Craftsman Open Kitchen Makeover
Airy, Transitional Kitchen With White Subway Tiles and White Marble Countertops
Wide windows with Craftsman styling shed a lot of light on this transitional kitchen. The designer's top goal was to brighten the space. The windows not only bring in loads of natural light, but they also offer a great view of the garden outside.
White cabinets, stunning Calacatta marble countertops and fresh, natural light made all the difference in this refreshing Craftsman style kitchen. With just one look, it's hard to believe designer Catherine Nakahara started with an out-of-date '80s nightmare.
Describe the homeowner's wish list.
They were very tired of their dark, outdated ‘80s kitchen with the oversized cabinetry and heavy soffits.

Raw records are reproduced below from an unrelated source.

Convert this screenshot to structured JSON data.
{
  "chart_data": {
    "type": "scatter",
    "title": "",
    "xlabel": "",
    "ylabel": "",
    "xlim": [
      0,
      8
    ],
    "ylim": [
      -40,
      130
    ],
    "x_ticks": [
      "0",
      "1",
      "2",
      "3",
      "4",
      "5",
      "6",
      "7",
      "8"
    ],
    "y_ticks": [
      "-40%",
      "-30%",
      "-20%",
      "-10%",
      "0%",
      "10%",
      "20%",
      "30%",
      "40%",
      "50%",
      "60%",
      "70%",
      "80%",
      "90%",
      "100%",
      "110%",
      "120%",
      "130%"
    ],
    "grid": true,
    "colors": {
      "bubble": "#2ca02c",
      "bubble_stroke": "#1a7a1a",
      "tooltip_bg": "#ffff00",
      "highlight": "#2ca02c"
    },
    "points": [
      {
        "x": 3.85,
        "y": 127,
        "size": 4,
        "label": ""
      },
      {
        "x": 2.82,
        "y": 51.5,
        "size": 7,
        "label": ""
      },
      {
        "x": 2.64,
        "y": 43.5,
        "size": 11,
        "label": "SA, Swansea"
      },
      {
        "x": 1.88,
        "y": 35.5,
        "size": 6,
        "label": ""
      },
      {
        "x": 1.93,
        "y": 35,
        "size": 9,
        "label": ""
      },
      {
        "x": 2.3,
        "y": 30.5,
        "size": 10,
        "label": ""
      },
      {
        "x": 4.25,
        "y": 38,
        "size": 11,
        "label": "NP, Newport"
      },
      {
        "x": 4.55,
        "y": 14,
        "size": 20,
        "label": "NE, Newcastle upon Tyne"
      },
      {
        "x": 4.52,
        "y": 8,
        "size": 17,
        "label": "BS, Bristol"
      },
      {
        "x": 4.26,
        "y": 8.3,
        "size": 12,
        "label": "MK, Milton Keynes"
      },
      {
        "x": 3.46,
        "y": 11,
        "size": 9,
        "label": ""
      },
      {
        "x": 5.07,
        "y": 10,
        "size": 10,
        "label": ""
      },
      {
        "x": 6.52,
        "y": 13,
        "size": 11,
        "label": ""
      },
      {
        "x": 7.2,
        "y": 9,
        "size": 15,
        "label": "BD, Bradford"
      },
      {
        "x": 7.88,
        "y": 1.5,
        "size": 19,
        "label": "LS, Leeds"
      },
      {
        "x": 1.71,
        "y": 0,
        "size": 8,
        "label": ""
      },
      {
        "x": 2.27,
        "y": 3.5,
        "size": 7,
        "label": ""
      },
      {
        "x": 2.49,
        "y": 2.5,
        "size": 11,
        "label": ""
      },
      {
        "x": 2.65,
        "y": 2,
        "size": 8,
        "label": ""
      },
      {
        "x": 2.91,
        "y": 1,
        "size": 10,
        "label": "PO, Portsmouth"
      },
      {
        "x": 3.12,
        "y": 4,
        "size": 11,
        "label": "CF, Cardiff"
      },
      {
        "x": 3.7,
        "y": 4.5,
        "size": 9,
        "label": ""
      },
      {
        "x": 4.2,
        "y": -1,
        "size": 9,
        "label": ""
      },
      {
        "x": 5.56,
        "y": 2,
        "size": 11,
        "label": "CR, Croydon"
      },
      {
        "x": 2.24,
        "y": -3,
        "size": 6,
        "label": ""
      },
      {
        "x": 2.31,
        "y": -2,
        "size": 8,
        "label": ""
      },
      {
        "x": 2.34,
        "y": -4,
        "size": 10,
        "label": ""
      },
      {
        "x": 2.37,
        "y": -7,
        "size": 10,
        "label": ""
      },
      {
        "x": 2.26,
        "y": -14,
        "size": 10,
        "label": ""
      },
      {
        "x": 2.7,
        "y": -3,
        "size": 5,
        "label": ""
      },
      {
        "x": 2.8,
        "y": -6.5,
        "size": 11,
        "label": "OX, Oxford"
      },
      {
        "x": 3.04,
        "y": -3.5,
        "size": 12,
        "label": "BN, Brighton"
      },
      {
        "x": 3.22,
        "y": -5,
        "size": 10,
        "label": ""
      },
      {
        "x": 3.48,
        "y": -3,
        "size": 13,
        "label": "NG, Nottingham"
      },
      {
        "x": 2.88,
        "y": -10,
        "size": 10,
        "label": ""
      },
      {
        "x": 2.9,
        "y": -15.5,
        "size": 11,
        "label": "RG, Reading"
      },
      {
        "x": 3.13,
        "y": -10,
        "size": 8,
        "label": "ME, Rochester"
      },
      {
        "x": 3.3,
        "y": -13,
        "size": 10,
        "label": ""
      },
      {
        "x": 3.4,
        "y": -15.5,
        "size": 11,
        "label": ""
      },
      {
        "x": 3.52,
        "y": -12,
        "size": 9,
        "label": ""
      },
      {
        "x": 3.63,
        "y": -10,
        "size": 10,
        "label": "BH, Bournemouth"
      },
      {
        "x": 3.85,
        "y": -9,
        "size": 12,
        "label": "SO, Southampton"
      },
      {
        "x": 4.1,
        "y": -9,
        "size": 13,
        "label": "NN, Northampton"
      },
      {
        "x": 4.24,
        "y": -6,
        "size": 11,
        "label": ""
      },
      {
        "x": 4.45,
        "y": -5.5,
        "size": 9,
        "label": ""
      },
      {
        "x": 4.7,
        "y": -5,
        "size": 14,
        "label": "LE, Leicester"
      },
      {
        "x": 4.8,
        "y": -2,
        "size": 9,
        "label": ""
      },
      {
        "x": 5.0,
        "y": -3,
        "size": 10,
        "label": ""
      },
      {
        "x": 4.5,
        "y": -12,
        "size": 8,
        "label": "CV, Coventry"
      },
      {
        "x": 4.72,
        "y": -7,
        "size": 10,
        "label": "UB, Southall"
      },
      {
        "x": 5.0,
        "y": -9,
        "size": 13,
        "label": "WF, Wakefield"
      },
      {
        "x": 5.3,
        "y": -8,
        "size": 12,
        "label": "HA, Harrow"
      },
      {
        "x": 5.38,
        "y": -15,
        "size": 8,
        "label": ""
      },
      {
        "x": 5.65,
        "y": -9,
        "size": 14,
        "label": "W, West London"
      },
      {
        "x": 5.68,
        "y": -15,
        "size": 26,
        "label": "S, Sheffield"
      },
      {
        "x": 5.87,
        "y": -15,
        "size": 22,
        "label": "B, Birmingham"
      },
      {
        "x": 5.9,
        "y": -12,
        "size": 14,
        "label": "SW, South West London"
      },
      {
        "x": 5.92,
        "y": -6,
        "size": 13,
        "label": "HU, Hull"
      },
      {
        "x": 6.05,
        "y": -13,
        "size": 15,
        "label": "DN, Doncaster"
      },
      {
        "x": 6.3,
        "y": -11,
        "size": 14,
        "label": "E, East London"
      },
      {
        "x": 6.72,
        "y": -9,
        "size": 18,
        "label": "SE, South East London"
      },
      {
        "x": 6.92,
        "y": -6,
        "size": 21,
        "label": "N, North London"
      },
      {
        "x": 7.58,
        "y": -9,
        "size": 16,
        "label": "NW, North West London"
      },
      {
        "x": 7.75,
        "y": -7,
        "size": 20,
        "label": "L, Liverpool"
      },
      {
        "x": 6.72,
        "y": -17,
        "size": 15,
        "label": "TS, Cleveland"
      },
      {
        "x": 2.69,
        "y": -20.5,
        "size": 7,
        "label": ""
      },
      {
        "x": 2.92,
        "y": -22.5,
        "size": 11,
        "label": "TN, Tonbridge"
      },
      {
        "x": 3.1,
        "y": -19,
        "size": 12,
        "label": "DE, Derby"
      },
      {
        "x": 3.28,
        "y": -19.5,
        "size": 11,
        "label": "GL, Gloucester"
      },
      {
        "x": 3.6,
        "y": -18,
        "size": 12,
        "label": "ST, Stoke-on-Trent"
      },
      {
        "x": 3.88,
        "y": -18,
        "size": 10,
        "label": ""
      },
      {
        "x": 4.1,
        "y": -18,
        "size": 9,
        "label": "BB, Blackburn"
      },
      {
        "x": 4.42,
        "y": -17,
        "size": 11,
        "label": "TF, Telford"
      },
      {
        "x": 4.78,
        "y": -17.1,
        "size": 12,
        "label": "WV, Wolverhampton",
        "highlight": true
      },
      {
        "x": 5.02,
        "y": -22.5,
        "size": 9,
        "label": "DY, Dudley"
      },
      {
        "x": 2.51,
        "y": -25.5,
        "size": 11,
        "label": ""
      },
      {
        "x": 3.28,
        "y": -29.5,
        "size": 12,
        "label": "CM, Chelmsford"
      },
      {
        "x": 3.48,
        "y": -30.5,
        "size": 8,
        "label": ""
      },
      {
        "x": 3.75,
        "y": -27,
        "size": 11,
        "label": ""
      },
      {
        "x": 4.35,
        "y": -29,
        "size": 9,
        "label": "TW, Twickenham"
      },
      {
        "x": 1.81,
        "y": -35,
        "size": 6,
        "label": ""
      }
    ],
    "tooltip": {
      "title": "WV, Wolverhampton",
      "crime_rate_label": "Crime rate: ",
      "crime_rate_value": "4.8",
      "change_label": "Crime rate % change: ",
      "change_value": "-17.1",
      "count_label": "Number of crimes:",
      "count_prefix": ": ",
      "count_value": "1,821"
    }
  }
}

For their new kitchen, they wanted more natural light; an open, more functional kitchen design; and cabinetry and finishes that blended seamlessly with the other rooms in their beautiful old home.
Letting the Outside In
What was once a dark and dated kitchen is now open and airy thanks to light colors, an open concept and two large symmetrical windows, which allow the homeowners to look out onto their lovely garden from anywhere in the kitchen.
Pull Up a Seat
A dark-stained kitchen peninsula contrasts beautifully with the white cabinets throughout the kitchen, and the matching saddle stools offer the perfect place to gather and enjoy the new views.
A new stainless steel hood and Viking range lend a modern feel to the transitional California kitchen. And though most of the kitchen’s light comes through the large windows throughout, recessed and under-cabinet lighting help to brighten the space.
Rich built-in shelves perfectly correspond with the dark-stained peninsula and add just the right amount of open storage to the airy space.
What was the biggest issue the design addressed?
The outdated, heavily soffited kitchen was very dark. The owners have a lovely back yard and a beautiful crabapple tree, which they couldn't see from the kitchen or family room. So, our No. 1 priority was to lighten up the space by bringing in more natural light. We added larger, symmetrical windows, so the owners could stand at their kitchen sink and look out into their lovely garden. We also reworked the family room windows and installed a large picture window where there used to be a solid, exterior wall. Now, they have a lovely, enchanting view of their garden and crabapple tree from their kitchen, breakfast table and family room.
Describe an obstacle in the space.
We had a structural element that could not be relocated, so we worked around it and created an unobtrusive boxed beam detail.
How did the end result match your original vision?
The kitchen and family room turned out exactly as I'd envisioned them – a beautiful, warm, light-filled space for all to enjoy. We work with a 3D program called Sketch Up, which allows clients to consider several different design options, as well as textures, cabinetry finishes and countertop materials, so they can see how the different designs might work for them before settling on the one that will ultimately become their beautiful new kitchen or bathroom.
What lessons did you learn from this project?
When structural elements come into play, there can be surprises. Our clients were prepared, but if at all possible, try to determine ahead of time whether the structural elements could potentially have an adverse impact on the design and budget.
What are the hidden gems that make a big difference?
We just love how the different finish materials came together (warm white custom cabinetry with decorative door details; gorgeous stained-wood, custom built-in cabinetry and peninsula details; and beautiful Calacatta marble countertops), which transformed the space from dark and cold to warm, inviting and full of light.